Different vehicles should fall under the same rules, the report added. Otherwise, taking your car rather than the bus could suddenly seem like the cost-saving option.

2. Vouchers to vouch-safe the project’s success

The government is exploring a scrappage scheme for diesel cars, to help get the worst and oldest polluting vehicles off the road. But as the report points out, blanket scrappage could simply put a whole load of new fossil-fuel cars on the road.

Instead, ResPublica suggests using the revenue from the Clean Air Zone charges, plus hiked vehicle registration fees, to create “Pollution Reduction Vouchers”.

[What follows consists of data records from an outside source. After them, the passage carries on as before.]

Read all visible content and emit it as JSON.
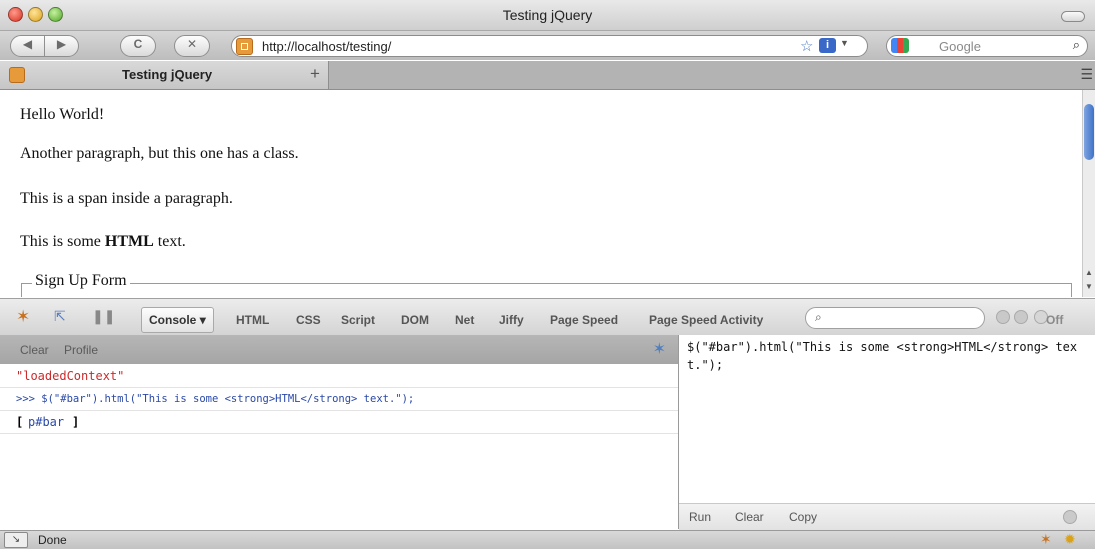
{
  "window": {
    "title": "Testing jQuery"
  },
  "toolbar": {
    "url": "http://localhost/testing/",
    "search_placeholder": "Google",
    "back_glyph": "◀",
    "forward_glyph": "▶",
    "reload_glyph": "C",
    "stop_glyph": "✕",
    "info_badge": "i"
  },
  "tabs": [
    {
      "label": "Testing jQuery"
    }
  ],
  "new_tab_glyph": "+",
  "page": {
    "paragraphs": [
      "Hello World!",
      "Another paragraph, but this one has a class.",
      "This is a span inside a paragraph."
    ],
    "html_line": {
      "before": "This is some ",
      "bold": "HTML",
      "after": " text."
    },
    "fieldset_legend": "Sign Up Form"
  },
  "firebug": {
    "tabs": [
      "Console",
      "HTML",
      "CSS",
      "Script",
      "DOM",
      "Net",
      "Jiffy",
      "Page Speed",
      "Page Speed Activity"
    ],
    "console_caret": "▾",
    "off_label": "Off",
    "console_buttons": [
      "Clear",
      "Profile"
    ],
    "log": {
      "context": "\"loadedContext\"",
      "command": ">>> $(\"#bar\").html(\"This is some <strong>HTML</strong> text.\");",
      "result_open": "[",
      "result_element": "p#bar",
      "result_close": "]"
    },
    "editor_text": "$(\"#bar\").html(\"This is some <strong>HTML</strong> text.\");",
    "editor_buttons": [
      "Run",
      "Clear",
      "Copy"
    ]
  },
  "status": {
    "text": "Done"
  },
  "colors": {
    "accent": "#3f72c9",
    "error_red": "#cc2a2a",
    "command_blue": "#2a49a8"
  }
}
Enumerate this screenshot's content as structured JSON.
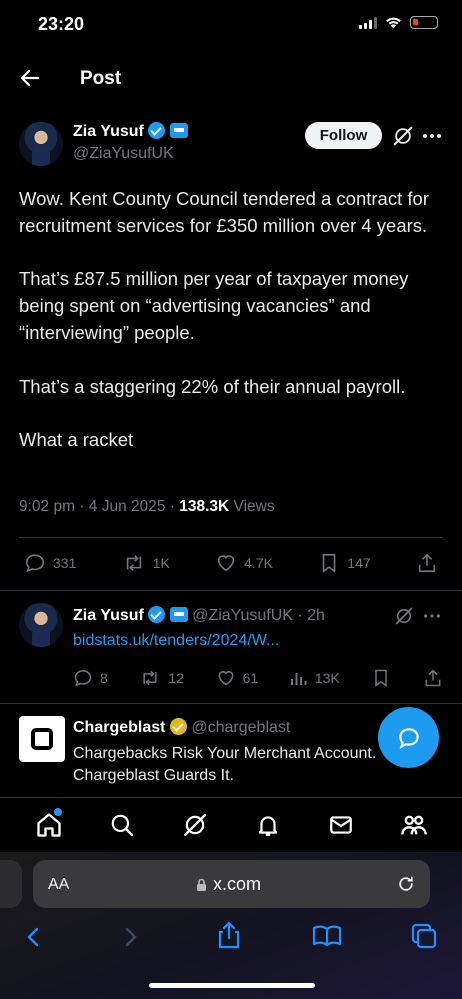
{
  "status": {
    "time": "23:20"
  },
  "header": {
    "title": "Post"
  },
  "post": {
    "author_name": "Zia Yusuf",
    "author_handle": "@ZiaYusufUK",
    "follow_label": "Follow",
    "text": "Wow. Kent County Council tendered a contract for recruitment services for £350 million over 4 years.\n\nThat’s £87.5 million per year of taxpayer money being spent on “advertising vacancies” and “interviewing” people.\n\nThat’s a staggering 22% of their annual payroll.\n\nWhat a racket",
    "time": "9:02 pm · 4 Jun 2025 · ",
    "views_count": "138.3K",
    "views_label": " Views",
    "replies": "331",
    "reposts": "1K",
    "likes": "4.7K",
    "bookmarks": "147"
  },
  "reply": {
    "author_name": "Zia Yusuf",
    "handle_time": "@ZiaYusufUK · 2h",
    "link": "bidstats.uk/tenders/2024/W...",
    "replies": "8",
    "reposts": "12",
    "likes": "61",
    "views": "13K"
  },
  "ad": {
    "name": "Chargeblast",
    "handle": "@chargeblast",
    "text": "Chargebacks Risk Your Merchant Account. Chargeblast Guards It."
  },
  "browser": {
    "aa_label": "AA",
    "url": "x.com"
  },
  "colors": {
    "accent": "#1d9bf0",
    "gold": "#e2b719",
    "muted": "#71767b"
  },
  "icons": [
    "back-arrow-icon",
    "verified-icon",
    "affiliate-badge-icon",
    "grok-icon",
    "more-icon",
    "reply-icon",
    "repost-icon",
    "like-icon",
    "bookmark-icon",
    "share-icon",
    "views-icon",
    "compose-message-icon",
    "home-icon",
    "search-icon",
    "notifications-icon",
    "messages-icon",
    "communities-icon",
    "reload-icon",
    "lock-icon"
  ]
}
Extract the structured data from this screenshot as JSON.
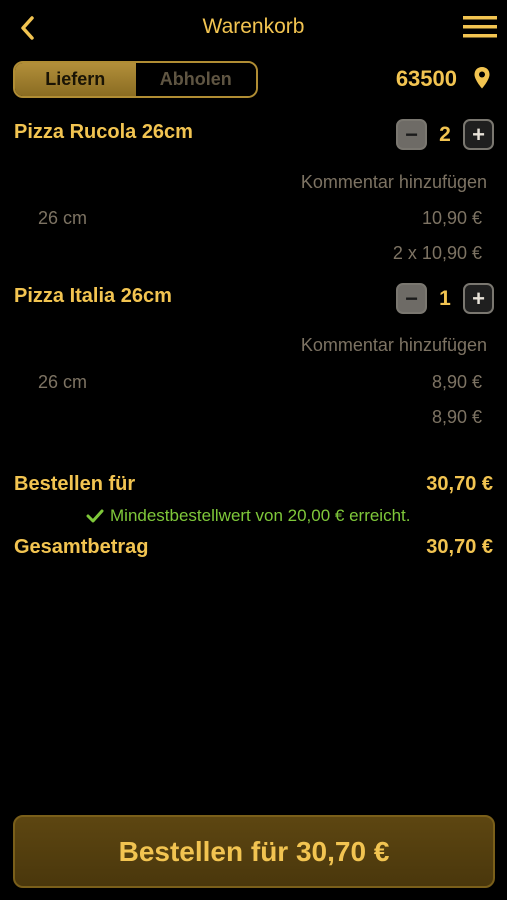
{
  "header": {
    "title": "Warenkorb",
    "back_icon": "chevron-left-icon",
    "menu_icon": "hamburger-icon"
  },
  "delivery": {
    "tabs": [
      "Liefern",
      "Abholen"
    ],
    "active": "Liefern",
    "zip": "63500",
    "location_icon": "map-pin-icon"
  },
  "items": [
    {
      "name": "Pizza Rucola 26cm",
      "qty": "2",
      "comment": "Kommentar hinzufügen",
      "variant": "26 cm",
      "unit_price": "10,90 €",
      "line_total": "2 x 10,90 €"
    },
    {
      "name": "Pizza Italia 26cm",
      "qty": "1",
      "comment": "Kommentar hinzufügen",
      "variant": "26 cm",
      "unit_price": "8,90 €",
      "line_total": "8,90 €"
    }
  ],
  "summary": {
    "order_for_label": "Bestellen für",
    "order_for_value": "30,70 €",
    "min_note": "Mindestbestellwert von 20,00 € erreicht.",
    "total_label": "Gesamtbetrag",
    "total_value": "30,70 €"
  },
  "cta": {
    "label": "Bestellen für 30,70 €"
  },
  "colors": {
    "accent": "#f2c451",
    "muted": "#7d7363",
    "success": "#7fc83a",
    "background": "#000000"
  }
}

Low-income households with older cars, that would be liable to charging, could then use the vouchers to help secure alternative transport, buy a new and compliant car, or retrofit their existing vehicle with new technology.

3. Extend Vehicle Excise Duty

Vehicle Excise Duty is currently only tiered by how much CO2 pollution a car creates for the first year. After that it becomes a flat rate for all cars under £40,000. The report suggests changing this so that the most polluting vehicles for CO2, NOx and PM2.5 continue to pay higher rates throughout their life span.

For ClientEarth CEO James Thornton, changes to vehicle excise duty are key to moving people onto cleaner modes of transport: “We need a network of clean air zones to keep the most polluting diesel vehicles from the most polluted parts of our towns and cities and incentives such as a targeted scrappage scheme and changes to vehicle excise duty to move people onto cleaner modes of transport.”

4. Repurposed car parks

You would think city bosses would want less cars in the centre of town. But while less cars is good news for oxygen-breathers, it is bad news for city budgets reliant on parking charges. But using car parks to tap into new revenue from property development and joint ventures could help cities reverse this thinking.

5. Prioritise public awareness

Charge zones can be understandably unpopular. In 2008, a referendum in Manchester defeated the idea of congestion charging. So a big effort is needed to raise public awareness of the health crisis our roads have caused. Metro mayors should outline pollution plans in their manifestos, the report suggests. And cities can take advantage of their existing assets. For example in London there are plans to use electronics in the Underground to update travellers on the air pollution levels.

***

Change is already in the air. Southampton has used money from the Local Sustainable Travel Fund to run a successful messaging campaign. And in 2011 Nottingham City Council became the first city to implement a Workplace Parking levy – a scheme which has raised £35.3m to help extend its tram system, upgrade the station and purchase electric buses.

But many more “air necessities” are needed before we can forget about pollution’s worry and its strife.  

 

India Bourke is an environment writer and editorial assistant at the New Statesman.